The right to make statements like this without fear of deportation, or accusations of being a meddling foreigner, was part of what got Winkler, after more than 20 years as a foreigner, to give up his US passport for a Taiwanese one, in 2003.
It's a right he exercises in countless meetings, speaking to vast congregations or a single legislator in soft Mandarin, making a point of referring to "we Taiwanese."
He had romantic reasons for becoming Taiwanese as well. Having a US passport, and the ability to leave "if things get bad," is like being "in two places at once," and he wanted to be fully here, where he had spent half his life, built his career and met his wife, a Taiwanese-born publisher.

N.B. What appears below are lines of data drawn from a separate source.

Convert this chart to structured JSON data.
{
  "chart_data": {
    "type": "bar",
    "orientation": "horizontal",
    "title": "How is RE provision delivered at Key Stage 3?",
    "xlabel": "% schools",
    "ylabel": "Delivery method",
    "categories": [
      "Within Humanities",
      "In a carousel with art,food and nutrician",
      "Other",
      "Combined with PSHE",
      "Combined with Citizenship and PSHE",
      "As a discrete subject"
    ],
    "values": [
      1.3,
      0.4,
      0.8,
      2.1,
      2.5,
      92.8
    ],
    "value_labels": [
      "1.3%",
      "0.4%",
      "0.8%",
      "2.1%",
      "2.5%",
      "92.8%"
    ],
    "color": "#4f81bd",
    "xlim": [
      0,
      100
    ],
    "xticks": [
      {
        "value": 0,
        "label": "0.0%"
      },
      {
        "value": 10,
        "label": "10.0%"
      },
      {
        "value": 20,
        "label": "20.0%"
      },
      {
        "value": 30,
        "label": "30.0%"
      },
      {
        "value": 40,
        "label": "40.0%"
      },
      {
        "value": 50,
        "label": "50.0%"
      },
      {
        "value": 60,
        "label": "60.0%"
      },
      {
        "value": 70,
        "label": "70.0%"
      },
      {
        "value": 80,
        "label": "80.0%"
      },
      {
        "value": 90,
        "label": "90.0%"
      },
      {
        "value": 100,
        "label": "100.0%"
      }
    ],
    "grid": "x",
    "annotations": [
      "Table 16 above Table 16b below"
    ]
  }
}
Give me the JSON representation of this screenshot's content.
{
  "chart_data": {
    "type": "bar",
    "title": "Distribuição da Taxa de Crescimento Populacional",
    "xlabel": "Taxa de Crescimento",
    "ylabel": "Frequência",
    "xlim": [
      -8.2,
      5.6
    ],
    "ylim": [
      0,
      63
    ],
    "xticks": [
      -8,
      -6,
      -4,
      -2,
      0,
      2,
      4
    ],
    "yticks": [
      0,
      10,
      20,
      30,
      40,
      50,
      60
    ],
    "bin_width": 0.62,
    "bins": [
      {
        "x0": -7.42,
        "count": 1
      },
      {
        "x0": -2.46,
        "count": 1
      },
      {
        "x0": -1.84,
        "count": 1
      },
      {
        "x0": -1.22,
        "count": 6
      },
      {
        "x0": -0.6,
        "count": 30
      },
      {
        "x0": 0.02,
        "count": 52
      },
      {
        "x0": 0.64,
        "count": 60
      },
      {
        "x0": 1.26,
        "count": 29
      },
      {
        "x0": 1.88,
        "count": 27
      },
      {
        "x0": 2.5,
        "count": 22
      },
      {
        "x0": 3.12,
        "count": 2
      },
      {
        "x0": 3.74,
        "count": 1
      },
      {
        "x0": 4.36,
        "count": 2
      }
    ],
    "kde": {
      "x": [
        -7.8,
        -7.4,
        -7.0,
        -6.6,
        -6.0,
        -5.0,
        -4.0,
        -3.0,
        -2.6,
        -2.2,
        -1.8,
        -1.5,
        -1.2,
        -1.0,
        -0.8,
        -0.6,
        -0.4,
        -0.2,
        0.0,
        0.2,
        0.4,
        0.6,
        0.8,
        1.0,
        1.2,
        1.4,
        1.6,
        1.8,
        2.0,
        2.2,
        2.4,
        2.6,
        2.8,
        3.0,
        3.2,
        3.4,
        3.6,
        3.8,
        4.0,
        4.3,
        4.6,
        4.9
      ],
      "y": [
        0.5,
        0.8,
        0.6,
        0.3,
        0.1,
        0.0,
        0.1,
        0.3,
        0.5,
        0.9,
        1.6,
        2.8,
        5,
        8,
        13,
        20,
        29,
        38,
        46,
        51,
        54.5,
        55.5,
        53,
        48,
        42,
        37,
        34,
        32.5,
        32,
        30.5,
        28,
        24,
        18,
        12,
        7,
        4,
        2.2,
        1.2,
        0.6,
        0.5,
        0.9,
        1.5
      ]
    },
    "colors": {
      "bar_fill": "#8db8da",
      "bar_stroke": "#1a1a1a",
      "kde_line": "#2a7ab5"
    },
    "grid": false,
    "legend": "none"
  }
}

And, of course, there was Taiwan's environment, hectare for hectare one of the most diverse in the world. He had always loved it, down to the rain and humidity. When he first came to Taipei nearly 30 years ago, the capital's verdant surroundings were one of his chief reasons for staying.
Like the first Western environmentalists, Winkler is motivated by love. He believes that it is simply wrong to profit at the expense of the environment and the other beings that inhabit the Earth or future generations of inhabitants. He quotes the 2002 Basic Environment Act "almost like poetry":
"'Sustainable development' means satisfying contemporary needs without sacrificing the ability of future generations to satisfy their needs ... . In the event that economic, technological or social development has a seriously negative impact on the environment or there is concern of endangering the environment, the protection of the environment shall prevail."
Those words represent a victory of sorts, but after what he sees as the Democratic Progressive Party's neglect of its roots in the environmental movement, he doubts that any government can live up to them — at least not as long as business, in its current form, remains Taiwan's lifeline to the international community.
The opinion of the international community is no less dreary. Taiwan did terribly in Columbia and Yale universities' 2005 Environmental Sustainability Index, for example. One of the organizers admitted the ranking was probably harsh, but "where there's smoke, there's fire," Winkler said. And there is a lot of smoke in Taiwan. Of 146 countries surveyed, only North Korea fared worse.